It seemed about time to share another work in process with you!   My Acrylic Layers process lends itself especially well to step by step explanations so here are the first six steps I’ve taken so far with a new Acrylic Layers piece titled “Point to Point”.  This painting is one of the largest Acrylic Layers piece I’ve worked on so far at 30″ x 30″.   The surface is a 2″ deep Gesso Board.

Step 1:  I prepare the gessoboard with an underpainting on the surface and the sides of a warm black I create with Mars black and Napthol Red.  Once this dries, I use Caran’ D Nache crayon to draw the basic shapes of the horse and rider.

VA Artist Robyn Ryan Acrylic Layers painting step 1

“Point to Point” Acrylic Layers In Process – Step 1


Step 2:  I start the painting with simple blocking in of shapes and some shadows.  I choose bright colors which I want to “sparkle” through later layers.  For this piece I chose Pink and Manganese Blue!
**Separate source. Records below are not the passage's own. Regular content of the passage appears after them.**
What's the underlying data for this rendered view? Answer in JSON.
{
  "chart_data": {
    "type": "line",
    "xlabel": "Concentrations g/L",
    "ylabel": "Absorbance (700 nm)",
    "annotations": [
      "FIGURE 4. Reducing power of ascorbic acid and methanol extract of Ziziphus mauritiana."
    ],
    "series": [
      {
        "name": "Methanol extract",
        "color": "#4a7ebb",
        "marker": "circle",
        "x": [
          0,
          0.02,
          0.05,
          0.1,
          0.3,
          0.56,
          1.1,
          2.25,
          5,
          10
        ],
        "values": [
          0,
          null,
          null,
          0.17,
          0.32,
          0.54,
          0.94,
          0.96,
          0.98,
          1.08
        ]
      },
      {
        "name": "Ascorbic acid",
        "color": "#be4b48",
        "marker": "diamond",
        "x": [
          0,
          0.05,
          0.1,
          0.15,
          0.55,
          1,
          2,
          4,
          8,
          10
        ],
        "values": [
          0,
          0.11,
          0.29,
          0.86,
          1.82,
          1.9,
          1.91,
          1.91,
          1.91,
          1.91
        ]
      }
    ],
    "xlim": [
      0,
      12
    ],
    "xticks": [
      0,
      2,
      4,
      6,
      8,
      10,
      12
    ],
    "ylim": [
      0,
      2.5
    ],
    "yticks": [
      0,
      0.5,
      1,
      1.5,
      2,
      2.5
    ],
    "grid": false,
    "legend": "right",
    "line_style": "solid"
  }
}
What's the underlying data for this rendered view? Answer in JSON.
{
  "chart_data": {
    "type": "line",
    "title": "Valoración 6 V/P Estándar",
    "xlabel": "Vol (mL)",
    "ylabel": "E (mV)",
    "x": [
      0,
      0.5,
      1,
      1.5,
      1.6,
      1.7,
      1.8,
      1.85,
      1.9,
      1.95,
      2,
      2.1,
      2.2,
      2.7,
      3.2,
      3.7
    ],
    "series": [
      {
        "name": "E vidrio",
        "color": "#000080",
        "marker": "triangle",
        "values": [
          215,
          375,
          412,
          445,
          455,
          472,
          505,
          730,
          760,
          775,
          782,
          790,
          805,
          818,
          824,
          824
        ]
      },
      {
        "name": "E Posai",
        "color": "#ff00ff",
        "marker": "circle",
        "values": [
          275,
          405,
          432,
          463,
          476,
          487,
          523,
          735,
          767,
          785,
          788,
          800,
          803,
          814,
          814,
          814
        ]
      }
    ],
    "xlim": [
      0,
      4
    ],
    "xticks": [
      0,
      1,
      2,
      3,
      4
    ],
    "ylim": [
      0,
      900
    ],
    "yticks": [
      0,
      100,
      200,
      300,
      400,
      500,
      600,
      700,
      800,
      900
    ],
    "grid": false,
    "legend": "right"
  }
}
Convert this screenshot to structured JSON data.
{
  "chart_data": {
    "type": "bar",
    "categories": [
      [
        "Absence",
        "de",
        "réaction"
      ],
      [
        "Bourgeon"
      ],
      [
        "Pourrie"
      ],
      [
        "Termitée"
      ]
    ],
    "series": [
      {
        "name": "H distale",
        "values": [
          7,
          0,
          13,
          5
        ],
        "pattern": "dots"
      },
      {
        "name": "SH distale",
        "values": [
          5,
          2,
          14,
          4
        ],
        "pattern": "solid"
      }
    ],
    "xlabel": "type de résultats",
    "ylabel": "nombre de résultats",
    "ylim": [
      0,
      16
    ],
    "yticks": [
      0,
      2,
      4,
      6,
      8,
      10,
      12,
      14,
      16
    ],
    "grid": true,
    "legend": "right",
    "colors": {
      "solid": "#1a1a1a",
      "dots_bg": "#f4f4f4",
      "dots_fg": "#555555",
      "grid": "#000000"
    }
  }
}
“Point to Point” Acrylic Layers In Process – Step 2


Step 3:  “ICING THE CAKE” is my label for this step, however, since I’m going for texture, you may not want me icing YOUR birthday cake!!!  I use Golden Acrylic Gel, in this case I’ve chosen Heavy Gel – Gloss.  I like using gloss for the early layers especially since they dry clear and it allows the viewer to truly see through the layers!  I apply with a palette knife to a maximum depth of 1/8″.


“Point to Point” Acrylic Layers In Process – Step 3


Step 4:  Once the gel layer has dried clear, I apply a layer of acrylic paint to the entire surface.  For this layer I chose a light green (strange? I know!).  I apply the paint in thin layers working the surface to obscure MOST but not all of the image beneath.  I then sand the entire painting surface to remove part of this latest paint layer from the ridges of the gel layer to expose the colors of the painted layer beneath.


“Point to Point” Acrylic Layers In Process – Step 4


Step 5:  NOW WHAT????  I make the decision that the horse will be dark against a lighter background and select Quinacridone Crimson and Quinacridone Burnt Orange to tone the horse and dark portions of the rider.  These are transparent pigments and I apply them as thin glazes until I achieve the desired value and intensity.  I then gently sand the newly painted (allowed to dry first!) surface to retrieve the “sparkles” of the bright colors from the painted layer beneath.


“Point to Point” Acrylic Layers In Process – Step 5


Step 6:  “ICING THE CAKE” again!  And so it continues!